Edwards may get some mileage out of Coulter’s remarks for fundraising, but the long-term effects of paying attention to Coulter are detrimental to his campaign.
Does anyone remember the message Edwards delivered in his Iowa speech? Nope. Instead of making headlines for his proposed agenda or vision of the future, all that came out of the speech was the continuation of his petty feud with a conservative bombshell.
The conservative columnist is hardly worth Edwards’s time. Coulter may be an engaging and proactive writer but her sphere of influence is with conservatives, not liberals. Her television appearances and weekly columns are unlikely to influence anyone on the left side of the political spectrum. She appeals only to voters who already loathe Edwards and to no one whose vote he is actively courting.
Meanwhile, the blonde provocateur has nothing to lose in the exchange with Edwards. If anything, Edwards’ constant referrals to her bolster Coulter’s profile and show how much the columnist’s jabs irritate the presidential aspirant.
Edwards could learn a lesson from former Senator Fred Thomson. Earlier this year Fred Thompson wrote an article for National Review accusing filmmaker Michael Moore of being part of Fidel Castro’s propaganda machine. Moore shot back and challenged Thompson to a debate on healthcare. Instead of lowering himself to the controversial filmmaker’s level, Thompson responded with a short video clip that dismissed Moore as someone not worth further time or attention. The brouhaha immediately went away.

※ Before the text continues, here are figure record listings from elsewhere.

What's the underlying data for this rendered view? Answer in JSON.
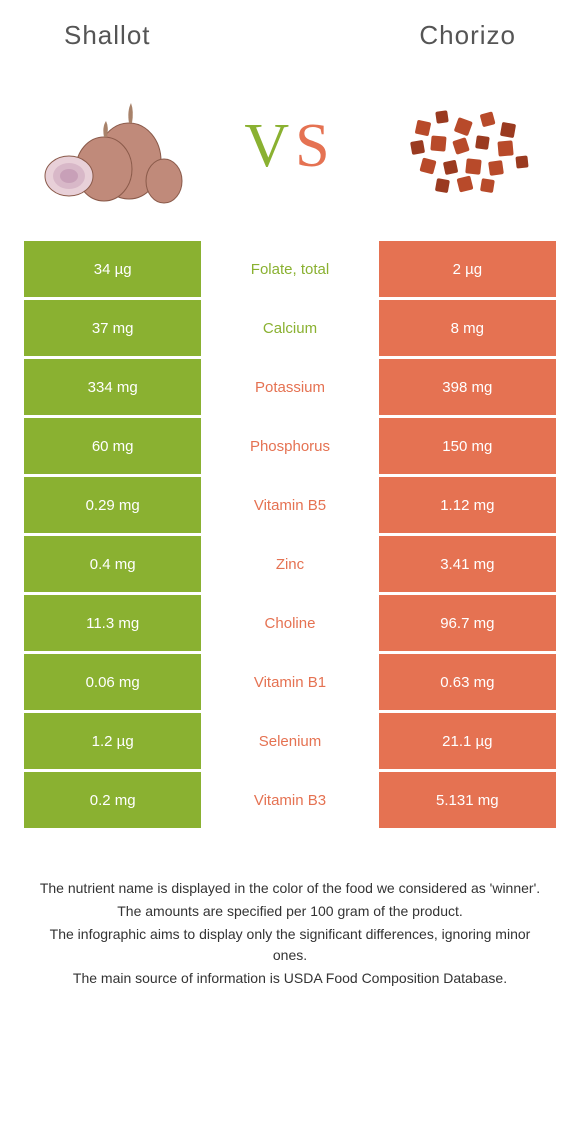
{
  "header": {
    "left_title": "Shallot",
    "right_title": "Chorizo"
  },
  "vs": {
    "v": "V",
    "s": "S"
  },
  "colors": {
    "left_bg": "#8ab131",
    "right_bg": "#e57252",
    "left_text": "#8ab131",
    "right_text": "#e57252"
  },
  "rows": [
    {
      "left": "34 µg",
      "label": "Folate, total",
      "right": "2 µg",
      "winner": "left"
    },
    {
      "left": "37 mg",
      "label": "Calcium",
      "right": "8 mg",
      "winner": "left"
    },
    {
      "left": "334 mg",
      "label": "Potassium",
      "right": "398 mg",
      "winner": "right"
    },
    {
      "left": "60 mg",
      "label": "Phosphorus",
      "right": "150 mg",
      "winner": "right"
    },
    {
      "left": "0.29 mg",
      "label": "Vitamin B5",
      "right": "1.12 mg",
      "winner": "right"
    },
    {
      "left": "0.4 mg",
      "label": "Zinc",
      "right": "3.41 mg",
      "winner": "right"
    },
    {
      "left": "11.3 mg",
      "label": "Choline",
      "right": "96.7 mg",
      "winner": "right"
    },
    {
      "left": "0.06 mg",
      "label": "Vitamin B1",
      "right": "0.63 mg",
      "winner": "right"
    },
    {
      "left": "1.2 µg",
      "label": "Selenium",
      "right": "21.1 µg",
      "winner": "right"
    },
    {
      "left": "0.2 mg",
      "label": "Vitamin B3",
      "right": "5.131 mg",
      "winner": "right"
    }
  ],
  "footer": {
    "line1": "The nutrient name is displayed in the color of the food we considered as 'winner'.",
    "line2": "The amounts are specified per 100 gram of the product.",
    "line3": "The infographic aims to display only the significant differences, ignoring minor ones.",
    "line4": "The main source of information is USDA Food Composition Database."
  }
}
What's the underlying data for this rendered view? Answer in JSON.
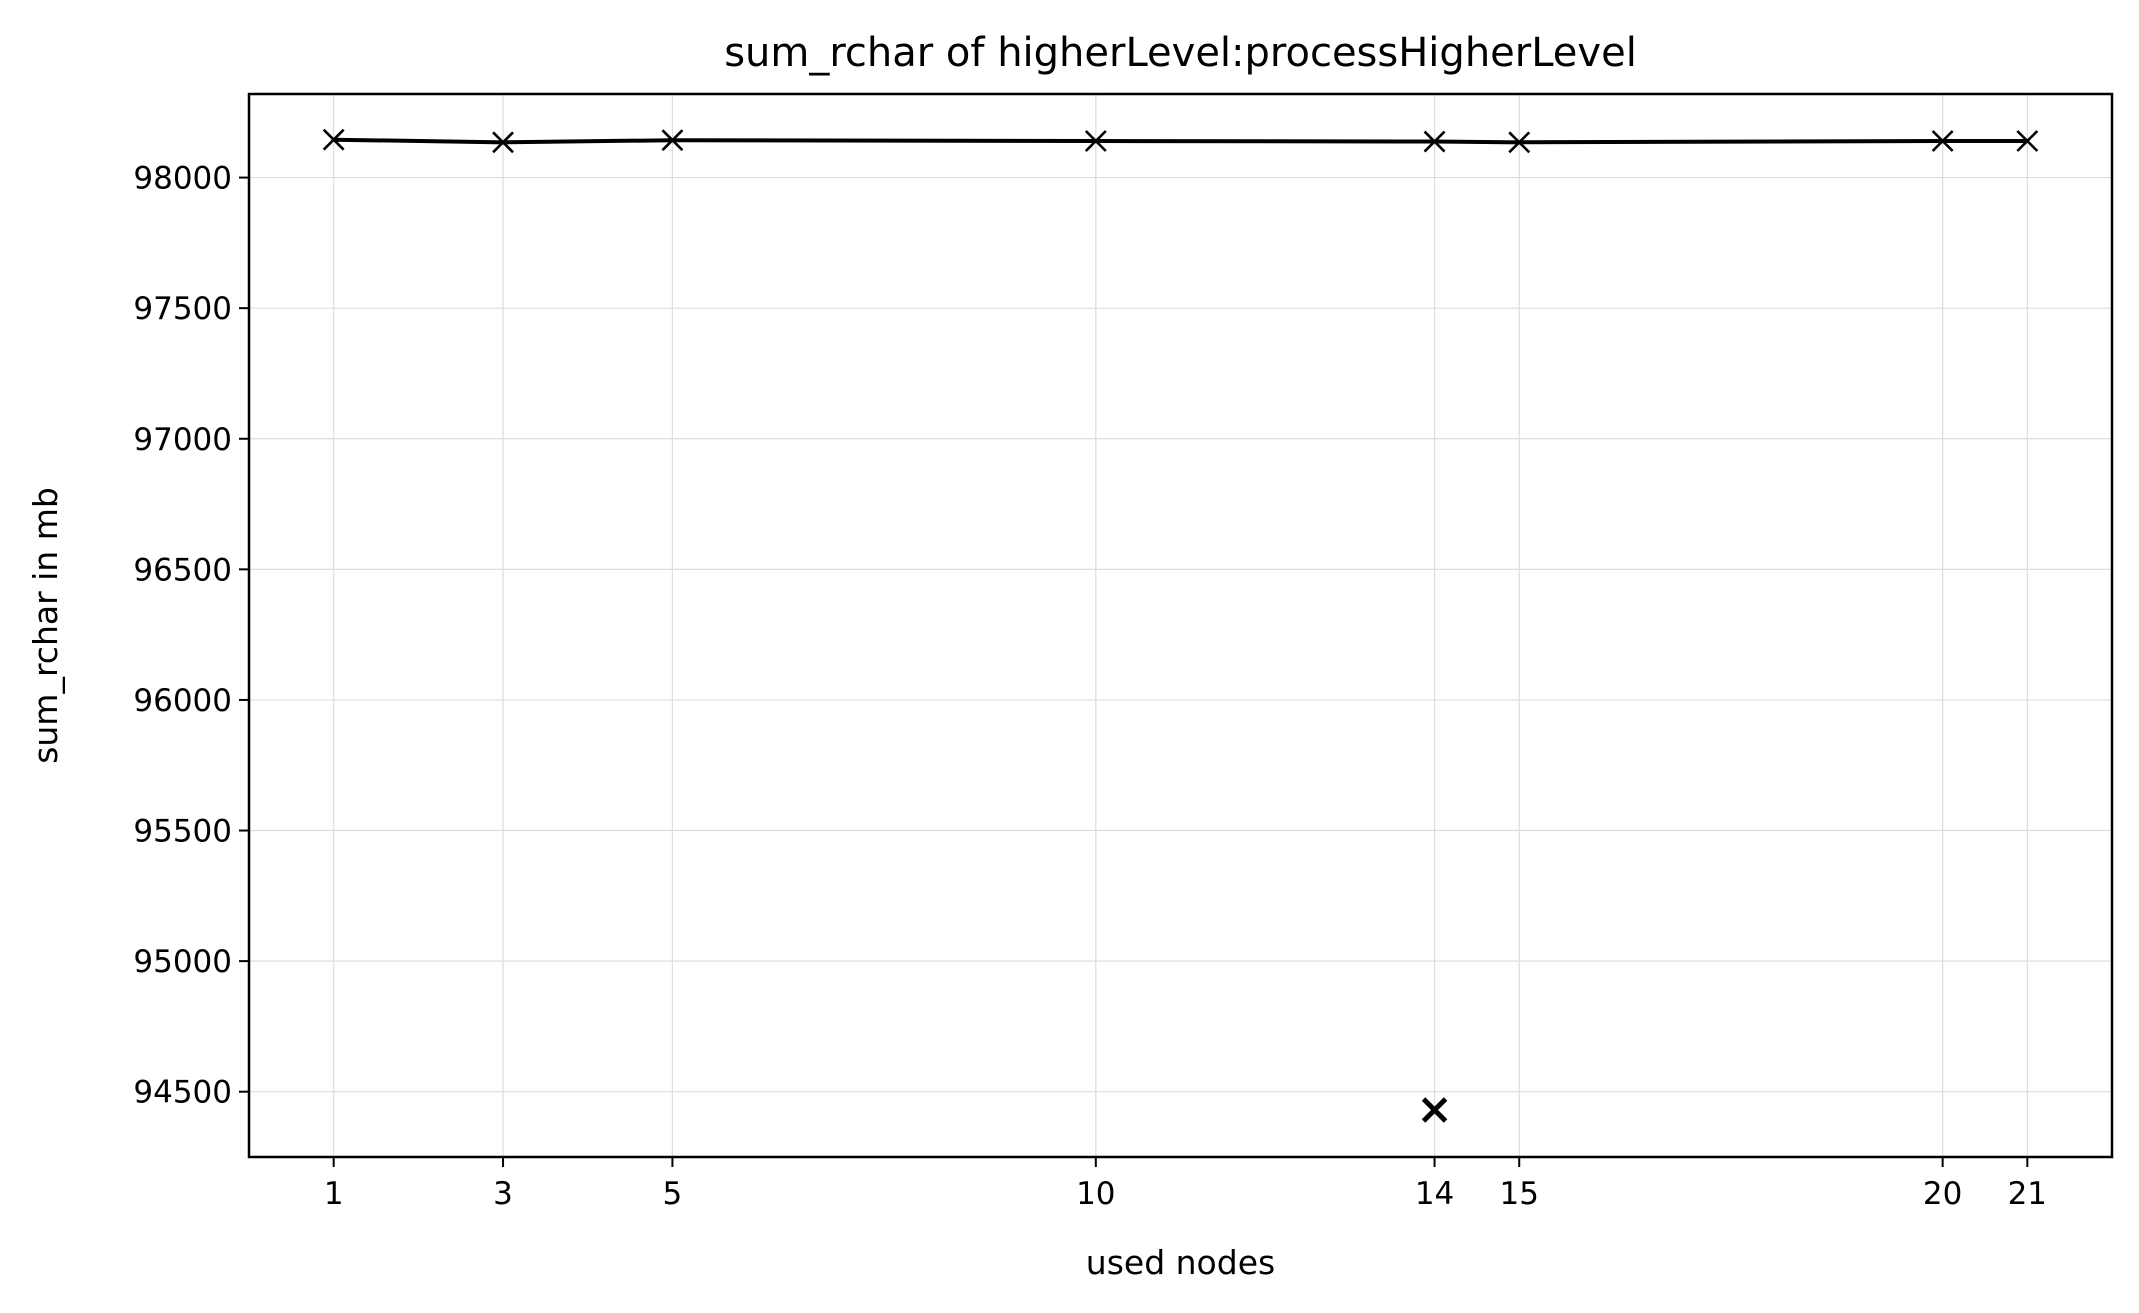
{
  "chart_data": {
    "type": "line",
    "title": "sum_rchar of higherLevel:processHigherLevel",
    "xlabel": "used nodes",
    "ylabel": "sum_rchar in mb",
    "xlim": [
      0,
      22
    ],
    "ylim": [
      94250,
      98320
    ],
    "xticks": [
      1,
      3,
      5,
      10,
      14,
      15,
      20,
      21
    ],
    "yticks": [
      94500,
      95000,
      95500,
      96000,
      96500,
      97000,
      97500,
      98000
    ],
    "grid": true,
    "series": [
      {
        "x": [
          1,
          3,
          5,
          10,
          14,
          15,
          20,
          21
        ],
        "y": [
          98145,
          98135,
          98143,
          98140,
          98138,
          98135,
          98140,
          98140
        ],
        "marker": "x",
        "line": true,
        "color": "#000000"
      },
      {
        "x": [
          14
        ],
        "y": [
          94430
        ],
        "marker": "x",
        "line": false,
        "bold": true,
        "color": "#000000"
      }
    ]
  }
}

The lesson from the Edwards-Coulter feud is this: those in the public eye need to know when to ignore critics and detractors. Presidents are constantly under attack from the opposition and need to know when to respond to an attack and when to simply let it go. There was enough outrage against Coulter’s remarks that simply ignoring her would have done the greater damage to her career. Instead Edwards gave those on the right a reason to rally behind one of their own and make his presidential campaign look desperate for attention.
The fact that Edwards continues to take on Coulter even when it hinders his campaign makes him look weak. In the end, it shows how unfit for the presidency he really is.